Included in the latest round of security enhancements, which follow an October release of 3Coms firewall, is the ability in the SuperStack 3 Switch 4400 wiring closet switch to authenticate every user on the network using 802.1x network log-in. That support is integrated with 3Coms Network Supervisor Advanced Package management software, allowing administrators to identify and track each user. Such capability can be used to help speed problem resolution as well as identify hackers.
The Network Supervisor Advanced Package, which can discover and then graphically map and display network links and IP devices, was also enhanced with the ability to identify RADIUS servers and highlight authentication problems.

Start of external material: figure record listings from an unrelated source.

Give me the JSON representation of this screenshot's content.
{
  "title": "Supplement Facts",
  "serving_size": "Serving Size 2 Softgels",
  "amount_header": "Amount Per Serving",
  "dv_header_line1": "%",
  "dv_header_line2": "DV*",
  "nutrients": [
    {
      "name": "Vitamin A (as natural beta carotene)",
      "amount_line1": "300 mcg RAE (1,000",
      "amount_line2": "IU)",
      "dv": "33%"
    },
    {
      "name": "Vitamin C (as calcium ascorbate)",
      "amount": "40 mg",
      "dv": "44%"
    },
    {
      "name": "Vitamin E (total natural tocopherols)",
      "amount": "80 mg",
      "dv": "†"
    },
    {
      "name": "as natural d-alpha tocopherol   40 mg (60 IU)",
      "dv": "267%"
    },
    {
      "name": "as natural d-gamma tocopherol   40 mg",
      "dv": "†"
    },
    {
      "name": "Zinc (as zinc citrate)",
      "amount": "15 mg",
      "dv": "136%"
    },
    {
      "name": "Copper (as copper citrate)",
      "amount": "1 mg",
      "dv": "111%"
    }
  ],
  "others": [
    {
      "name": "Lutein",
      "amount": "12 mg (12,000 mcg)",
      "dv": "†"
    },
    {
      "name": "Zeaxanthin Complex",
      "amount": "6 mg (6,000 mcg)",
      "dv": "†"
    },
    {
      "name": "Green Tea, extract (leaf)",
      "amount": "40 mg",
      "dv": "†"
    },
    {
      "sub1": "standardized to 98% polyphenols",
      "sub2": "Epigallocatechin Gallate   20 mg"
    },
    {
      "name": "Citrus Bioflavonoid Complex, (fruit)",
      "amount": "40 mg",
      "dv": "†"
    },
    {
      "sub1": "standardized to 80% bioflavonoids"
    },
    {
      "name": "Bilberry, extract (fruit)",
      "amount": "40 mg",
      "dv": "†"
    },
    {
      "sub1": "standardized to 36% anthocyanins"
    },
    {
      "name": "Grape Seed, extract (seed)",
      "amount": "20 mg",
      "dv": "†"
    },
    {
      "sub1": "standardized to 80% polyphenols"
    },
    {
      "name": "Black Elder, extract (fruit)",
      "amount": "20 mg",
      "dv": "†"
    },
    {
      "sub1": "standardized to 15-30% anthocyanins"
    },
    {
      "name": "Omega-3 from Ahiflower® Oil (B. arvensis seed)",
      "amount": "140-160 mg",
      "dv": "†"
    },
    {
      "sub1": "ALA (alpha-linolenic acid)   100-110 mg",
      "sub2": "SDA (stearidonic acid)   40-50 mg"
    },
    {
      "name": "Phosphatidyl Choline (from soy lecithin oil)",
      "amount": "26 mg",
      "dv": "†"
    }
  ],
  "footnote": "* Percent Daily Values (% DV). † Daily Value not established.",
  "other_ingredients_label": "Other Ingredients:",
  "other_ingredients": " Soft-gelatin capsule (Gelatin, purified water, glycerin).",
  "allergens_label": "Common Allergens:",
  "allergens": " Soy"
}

As end users log on and off, they appear and disappear in real time on the network maps. 3Com also added network views by virtual LAN and the ability to schedule management tasks such as device configuration backups and software agent updates.
The SuperStack 3 Firewall, which already includes virtual private networking for up to 1,000 remote users, adds support for Microsoft standard VPN clients running on Windows 2000 and Windows XP. Such support eliminates the requirement to pay for a separate VPN license and to install VPN clients on end-user desktops or notebooks.
The firewall already supports the free Safenet VPN client and Layer 2 Tunnel Protocol clients, which are native in Windows XP. "We can terminate those clients as well as traditional IPSec clients," said a 3Com official.
The SuperStack 3 Firewall also gained the ability to create two separate networks within a single firewall, support for WAN bandwidth prioritization that can be set by time of day or by application, Web-based firewall configuration using Secure Socket Layers encryption instead of a VPN tunnel, and an internal authentication database that supports up to 100 users.
All of the enhancements are available now.